說罷,他朝身邊的女使、吩咐了幾句、女使立刻躬身退下,去吩咐廚房傳菜。
前院是男賓們,後院是官眷們的天地,女眷們圍坐在一起吃酒閒聊,笑語晏晏,可這笑意裡,多半藏著各自的心思。
她們此番前來,哪裡是單純為了給盛家七郎慶祝周歲的,一大半的娘子都是想借著這場宴席,相看相看盛家那位才貌雙全的嫡長女華蘭。
盛家如今聖眷正濃,要是能與盛家結親,自家在朝中為官的兒子,日後定能多得一份助力,這麼好的機會,誰也不傻,不求著,人家還能送上門啊。
滿院的心思各異,唯有小秦氏坐在主位,她打從心底裡不願讓顧庭煜攀附上盛家這門好親事,要是顧大郎真的娶了盛家嫡女,有了如此強勁的嶽家撐腰。
那她的三郎,日後還有機會承襲寧遠侯的爵位嗎?
前些日子,侯爺竟還特意囑咐她,讓她多留意盛家嫡女,要為大郎相看。
真是笑話!
顧庭煜就算是她姐姐的親生兒子又如何?
當年不是嫁給姐夫當了填房繼室,她何苦委屈自己,在寧遠侯府忍氣吞聲這麼多年?
如今誰敢擋她兒子的路,她就絕不會手軟!
小秦氏端起茶盞,掩去眼底的狠厲,看來,之前給顧庭煜用的那些東西,是該加大些劑量了。
侯爺也不能落下。
····
另一邊,盛紘正借著這場周歲宴,與汴京各世家的子弟們周旋寒暄,將這些年輕一輩的模樣脾性,記在心裡。
不看不知道,一看嚇一跳。
在盛紘原本的印象裡,自家的楓哥貪玩好動,算得上是個紈絝不堪的公子哥,可今日與這些世家子弟接觸下來,再加上冬榮先前整理出來的那本。
汴梁城弱冠青年、未婚配信息手冊,他才震驚啊,原來汴京城裡這些世家子弟,有九成以上都早早地納了通房丫頭。
對比下來,自家的長柏和長楓,真的是潔身自好的了。
人啊,果然是怕比較的。
盛紘忽然就覺得,係統先前給他選定的顧庭煜,其實也不算差。
至少這人的人品不算壞,就算是耍些心機手段,也是明著來的,算不上陰狠毒辣。
更重要的是,盛紘記得原劇裡,顧庭煜即便托著孱弱的身子、也把顧二搞的不能科舉入仕了,臨死之前,心心念念的還是自己的妻女,還在為她們謀劃後路。

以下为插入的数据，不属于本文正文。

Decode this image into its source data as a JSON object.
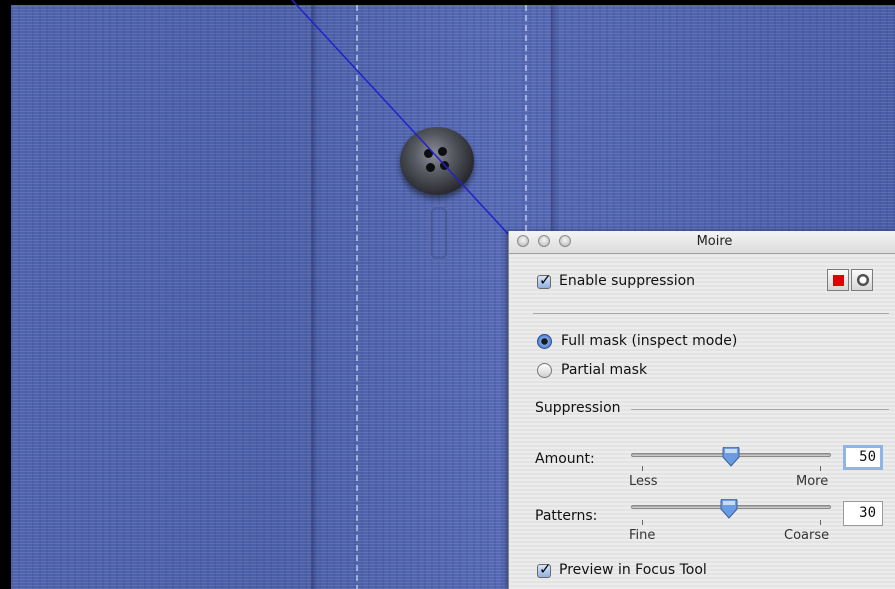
{
  "window": {
    "title": "Moire"
  },
  "options": {
    "enable_suppression": {
      "label": "Enable suppression",
      "checked": true
    },
    "mask_mode": {
      "selected": "full",
      "full_label": "Full mask (inspect mode)",
      "partial_label": "Partial mask"
    }
  },
  "mode_buttons": {
    "red_icon": "red-square-icon",
    "circle_icon": "circle-mask-icon"
  },
  "suppression": {
    "group_label": "Suppression",
    "amount": {
      "label": "Amount:",
      "value": "50",
      "min_label": "Less",
      "max_label": "More",
      "level": 0.5
    },
    "patterns": {
      "label": "Patterns:",
      "value": "30",
      "min_label": "Fine",
      "max_label": "Coarse",
      "level": 0.5
    }
  },
  "preview": {
    "label": "Preview in Focus Tool",
    "checked": true
  },
  "colors": {
    "fabric": "#4f63ad",
    "arrow": "#2222cc",
    "checkbox_accent": "#2e62c8",
    "red_button": "#e00000"
  }
}
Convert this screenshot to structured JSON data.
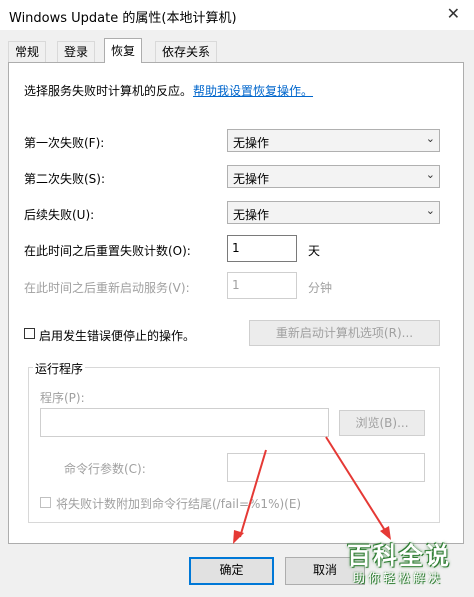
{
  "window": {
    "title": "Windows Update 的属性(本地计算机)",
    "close_glyph": "✕"
  },
  "tabs": [
    {
      "label": "常规"
    },
    {
      "label": "登录"
    },
    {
      "label": "恢复"
    },
    {
      "label": "依存关系"
    }
  ],
  "recovery": {
    "intro_text": "选择服务失败时计算机的反应。",
    "help_link": "帮助我设置恢复操作。",
    "first_failure": {
      "label": "第一次失败(F):",
      "value": "无操作"
    },
    "second_failure": {
      "label": "第二次失败(S):",
      "value": "无操作"
    },
    "subsequent_failure": {
      "label": "后续失败(U):",
      "value": "无操作"
    },
    "reset_count": {
      "label": "在此时间之后重置失败计数(O):",
      "value": "1",
      "unit": "天"
    },
    "restart_service": {
      "label": "在此时间之后重新启动服务(V):",
      "value": "1",
      "unit": "分钟"
    },
    "enable_stop_errors": {
      "label": "启用发生错误便停止的操作。",
      "checked": false
    },
    "restart_options_button": "重新启动计算机选项(R)...",
    "run_program": {
      "group_title": "运行程序",
      "program_label": "程序(P):",
      "program_value": "",
      "browse_button": "浏览(B)...",
      "params_label": "命令行参数(C):",
      "params_value": "",
      "append_fail_count": {
        "label": "将失败计数附加到命令行结尾(/fail=%1%)(E)",
        "checked": false
      }
    }
  },
  "footer": {
    "ok_label": "确定",
    "cancel_label": "取消"
  },
  "watermark": {
    "line1": "百科全说",
    "line2": "助你轻松解决"
  },
  "icons": {
    "dropdown": "chevron-down-icon"
  },
  "colors": {
    "link": "#0066cc",
    "primary_border": "#0078d7",
    "annotation_arrow": "#e53935"
  }
}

單是這份情義,就比他那個過河拆橋、吃相難看的爹強上百倍。
以顧庭煜的這份城府謀略,再加上如今這般康健的身體,華兒要是真的嫁給他,往後在寧遠侯府的日子,定有他護著,想來也不會受太多委屈。
這麼看,倒也算是一門好親事。
盛紘當初執意推掉華蘭原本定下的那門親事,就是不願女兒重蹈覆轍,嫁過去之後,在婆家受磋磨,被婆婆拿捏算計,丈夫又是個畏畏縮縮的縮頭烏龜,眼睜睜看著妻子受委屈卻不敢吭聲。
如今的華蘭、墨蘭、如蘭還有明蘭,都是經過他的細心調教。
盛紘可沒有照著現代人養閨女的法子來教她們,畢竟是在這古代的深宅大院裡,什麼時候辦什麼事,什麼樣的世道養什麼樣的人。
有盛老太太親自指點她們如何做一個合格的當家主母,教她們管家理事、算賬理財、馭下、禦夫之術。
還有府裡的管教嬤嬤禮儀規矩、衛恕意教她們女紅。
有這些打底,已經足夠了。
再加上盛紘時不時地敲打她們幾句,教她們要時刻保持頭腦清醒,心性務必堅韌,要懂得利用身邊的資源。
既要存著一顆向善的慈悲之心,也要學著些自保的手段。
宅鬥這種事,可以不主動去做,但絕不能不會。
該忍的時候要懂得隱忍,可要是觸及了底線,便要拿出狠辣的手段,絕不能像王若弗一樣、遇事猶豫不決,錯失良機。
最重要的,還是得有個權勢傍身的娘家。
有他在一日,就會給盛家撐起一日的天,隻要盛家屹立不倒,京中就無人敢輕易欺辱他的子女。
盛家與寧遠侯府,算得上是門當戶對的對等關係。